The study begins with an Exploratory Data Analysis (EDA) to understand transaction patterns,
customer behaviors, and product sales distribution. The Customer Segmentation approach
utilizes the RFM (Recency, Frequency, Monetary) model combined with clustering algorithms
such as K-Means and DBSCAN to categorize customers into meaningful segments. The results
classify customers into Loyalists, Potential Loyalists, and Churners, enabling targeted marketing
strategies.
Subsequently, the Market Basket Analysis employs association rule learning techniques,
specifically Apriori and FP-Growth algorithms, to uncover purchase correlations and product
affinities. The analysis identifies significant purchasing patterns and suggests optimal product
bundling strategies to enhance cross-selling and upselling opportunities.

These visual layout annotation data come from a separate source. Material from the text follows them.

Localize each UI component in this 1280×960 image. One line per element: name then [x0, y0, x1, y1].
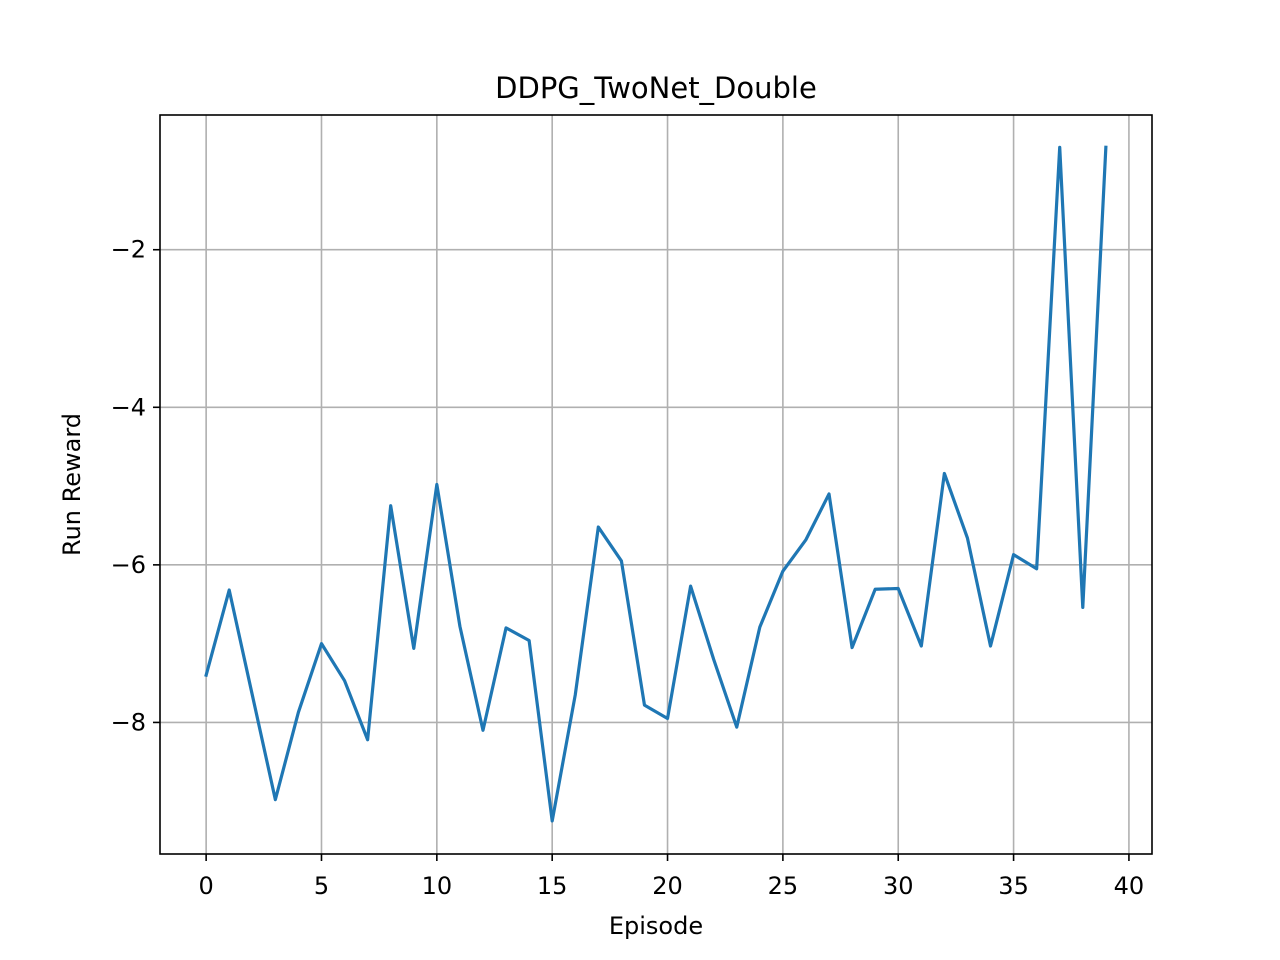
x-tick-label: 10 [422, 872, 453, 900]
y-axis-label: Run Reward [58, 413, 86, 556]
series-line-1 [204, 145, 1108, 823]
y-tick-label: −4 [111, 393, 146, 421]
x-tick-label: 20 [652, 872, 683, 900]
x-tick-label: 35 [998, 872, 1029, 900]
axis-ticks: 0 5 10 15 20 25 30 35 40 −8 −6 −4 −2 [111, 236, 1145, 900]
x-tick-label: 0 [198, 872, 213, 900]
x-tick-label: 15 [537, 872, 568, 900]
y-tick-label: −8 [111, 708, 146, 736]
y-tick-label: −6 [111, 551, 146, 579]
chart-title: DDPG_TwoNet_Double [495, 71, 817, 105]
x-tick-label: 30 [883, 872, 914, 900]
series-layer [204, 145, 1108, 823]
x-tick-label: 40 [1114, 872, 1145, 900]
x-tick-label: 5 [314, 872, 329, 900]
x-axis-label: Episode [609, 912, 703, 940]
plot-area-frame [159, 114, 1153, 855]
y-tick-label: −2 [111, 236, 146, 264]
x-tick-label: 25 [768, 872, 799, 900]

Comparative evaluations between clustering techniques and association rule methods provide
insights into the strengths and limitations of each approach. Additionally, findings from the
segmentation analysis are integrated into the MBA process, offering cluster-specific
recommendations to optimize business outcomes.
The thesis concludes with a synthesis of key findings, outlining actionable business strategies
for customer retention, personalized marketing, and revenue maximization. By leveraging data
driven methodologies, this study illustrates the potential of customer analytics to enhance
strategic decision-making in the online retail sector.